Fundamentals of US Law (Spring 2014)
Fundamentals of U.S. Law introduces students to the American legal system and the common-law method of case analysis. Students will read a selection of the most influential cases in American jurisprudence. Those cases explore the principal Constitutional doctrines that are the foundation of the American legal system, including federalism and separation of powers. Students will learn how to read cases, find and synthesize holdings, and predict outcomes based on common law development. Students will also learn about the sources of U.S. law, the lawyer’s role in the American legal system, and the legal culture in the United States.
Syllabus: Download here
Course #: W208.9
Credit: 2 units
Note: If you are currently enrolled in a Berkeley Law degree program or intend to enroll, this course will not provide credit for any Berkeley Law in-resident degree programs. You will receive a transcript indicating that you received 2 Berkeley Law credits. These may be applicable at another institution that accepts them.
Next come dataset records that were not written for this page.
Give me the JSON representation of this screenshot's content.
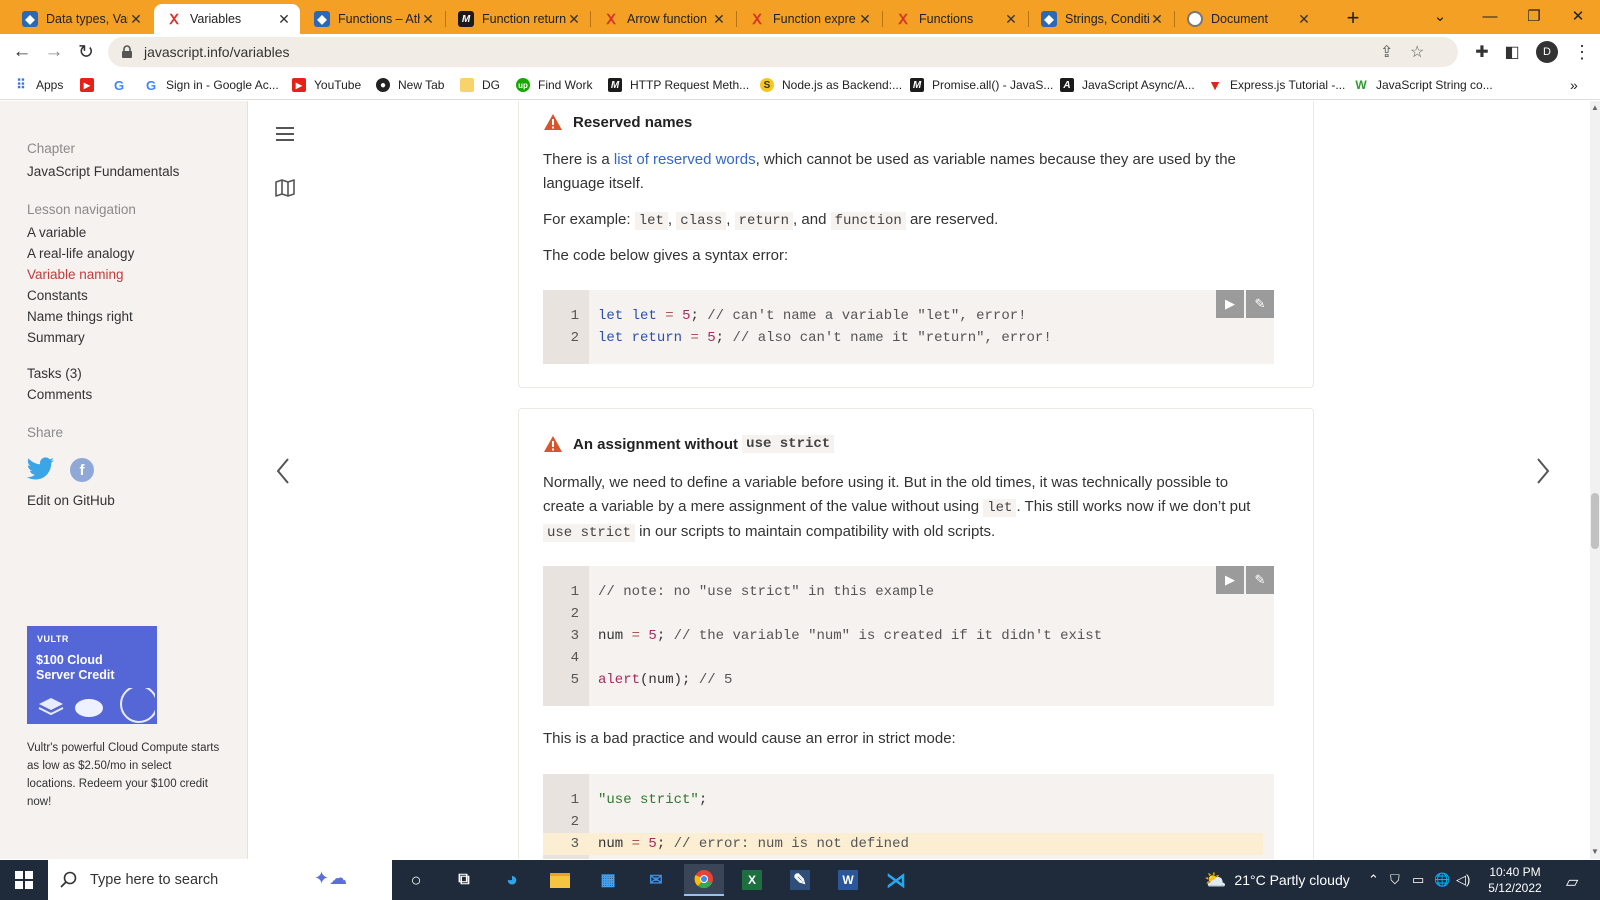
{
  "browser": {
    "tabs": [
      {
        "title": "Data types, Var",
        "icon": "javascript-info-icon"
      },
      {
        "title": "Variables",
        "icon": "javascript-info-icon",
        "active": true
      },
      {
        "title": "Functions – Ath",
        "icon": "javascript-info-icon"
      },
      {
        "title": "Function return",
        "icon": "mdn-icon"
      },
      {
        "title": "Arrow function",
        "icon": "javascript-info-icon"
      },
      {
        "title": "Function expre",
        "icon": "javascript-info-icon"
      },
      {
        "title": "Functions",
        "icon": "javascript-info-icon"
      },
      {
        "title": "Strings, Conditi",
        "icon": "javascript-info-icon"
      },
      {
        "title": "Document",
        "icon": "globe-icon"
      }
    ],
    "url": "javascript.info/variables",
    "profile_initial": "D",
    "bookmarks": [
      {
        "label": "Apps"
      },
      {
        "label": ""
      },
      {
        "label": ""
      },
      {
        "label": "Sign in - Google Ac..."
      },
      {
        "label": "YouTube"
      },
      {
        "label": "New Tab"
      },
      {
        "label": "DG"
      },
      {
        "label": "Find Work"
      },
      {
        "label": "HTTP Request Meth..."
      },
      {
        "label": "Node.js as Backend:..."
      },
      {
        "label": "Promise.all() - JavaS..."
      },
      {
        "label": "JavaScript Async/A..."
      },
      {
        "label": "Express.js Tutorial -..."
      },
      {
        "label": "JavaScript String co..."
      }
    ],
    "bookmarks_overflow": "»"
  },
  "sidebar": {
    "chapter_label": "Chapter",
    "chapter_name": "JavaScript Fundamentals",
    "lesson_nav_label": "Lesson navigation",
    "lesson_links": [
      {
        "label": "A variable"
      },
      {
        "label": "A real-life analogy"
      },
      {
        "label": "Variable naming",
        "current": true
      },
      {
        "label": "Constants"
      },
      {
        "label": "Name things right"
      },
      {
        "label": "Summary"
      }
    ],
    "tasks": "Tasks (3)",
    "comments": "Comments",
    "share_label": "Share",
    "edit_github": "Edit on GitHub",
    "ad": {
      "brand": "VULTR",
      "headline_1": "$100 Cloud",
      "headline_2": "Server Credit",
      "text": "Vultr's powerful Cloud Compute starts as low as $2.50/mo in select locations. Redeem your $100 credit now!"
    }
  },
  "content": {
    "card1": {
      "title": "Reserved names",
      "p1_before": "There is a ",
      "p1_link": "list of reserved words",
      "p1_after": ", which cannot be used as variable names because they are used by the language itself.",
      "p2_start": "For example: ",
      "p2_codes": [
        "let",
        "class",
        "return"
      ],
      "p2_and": ", and ",
      "p2_code4": "function",
      "p2_end": " are reserved.",
      "p3": "The code below gives a syntax error:",
      "code_lines": [
        {
          "num": "1",
          "text": "let let = 5; // can't name a variable \"let\", error!"
        },
        {
          "num": "2",
          "text": "let return = 5; // also can't name it \"return\", error!"
        }
      ]
    },
    "card2": {
      "title": "An assignment without",
      "title_code": "use strict",
      "p1_a": "Normally, we need to define a variable before using it. But in the old times, it was technically possible to create a variable by a mere assignment of the value without using ",
      "p1_code1": "let",
      "p1_b": ". This still works now if we don’t put ",
      "p1_code2": "use strict",
      "p1_c": " in our scripts to maintain compatibility with old scripts.",
      "code_lines": [
        {
          "num": "1",
          "text": "// note: no \"use strict\" in this example"
        },
        {
          "num": "2",
          "text": ""
        },
        {
          "num": "3",
          "text": "num = 5; // the variable \"num\" is created if it didn't exist"
        },
        {
          "num": "4",
          "text": ""
        },
        {
          "num": "5",
          "text": "alert(num); // 5"
        }
      ],
      "p2": "This is a bad practice and would cause an error in strict mode:",
      "code2_lines": [
        {
          "num": "1",
          "text": "\"use strict\";"
        },
        {
          "num": "2",
          "text": ""
        },
        {
          "num": "3",
          "text": "num = 5; // error: num is not defined"
        }
      ]
    }
  },
  "taskbar": {
    "search_placeholder": "Type here to search",
    "weather": "21°C  Partly cloudy",
    "time": "10:40 PM",
    "date": "5/12/2022"
  },
  "colors": {
    "tab_strip": "#f4a024",
    "link": "#3267c9",
    "current_nav": "#c33b3b",
    "warning": "#d9542b",
    "taskbar": "#1f2a3a"
  }
}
Registration opens: March 24, 2014
Registration closes: May 11th, midnight PST
Instruction runs May 12th to June 27th, 2014. Access to the course opens April 28th for important pre-class activities.
Instructor: William Fernholz
Required textbook: The required book is Charles Abernathy, Law in the United States (Thomson West, 2006). It is available to order online here:
Berkeley Law Bookstore (new and rental)
Skyo (used and rental)
Additional readings will be assigned as needed and will be available on the course website.
Who should take this course:
Attorneys who practice internationally
Prospective LL.M. students
U.S. undergraduate students
Per week, students should expect about four hours of instruction and 12 hours of reading and preparing.
Limited financial aid is available to qualified applicants. Contact us at firstname.lastname@example.org for more information.
About the instructor
William H.D. Fernholz has taught at Berkeley Law for 14 years. For the past half-decade, he has taught Fundamentals of U.S. Law, a required course, to Berkeley Law's LLM students. He has also taught Appellate Advocacy, Civil Rights Litigation, Employment Discrimination, and other courses. Bill received his J.D. from Boalt Hall, where he served as senior executive editor of the California Law Review. He practiced plaintiff-side poverty and civil rights law for seven years prior to joining the law school faculty.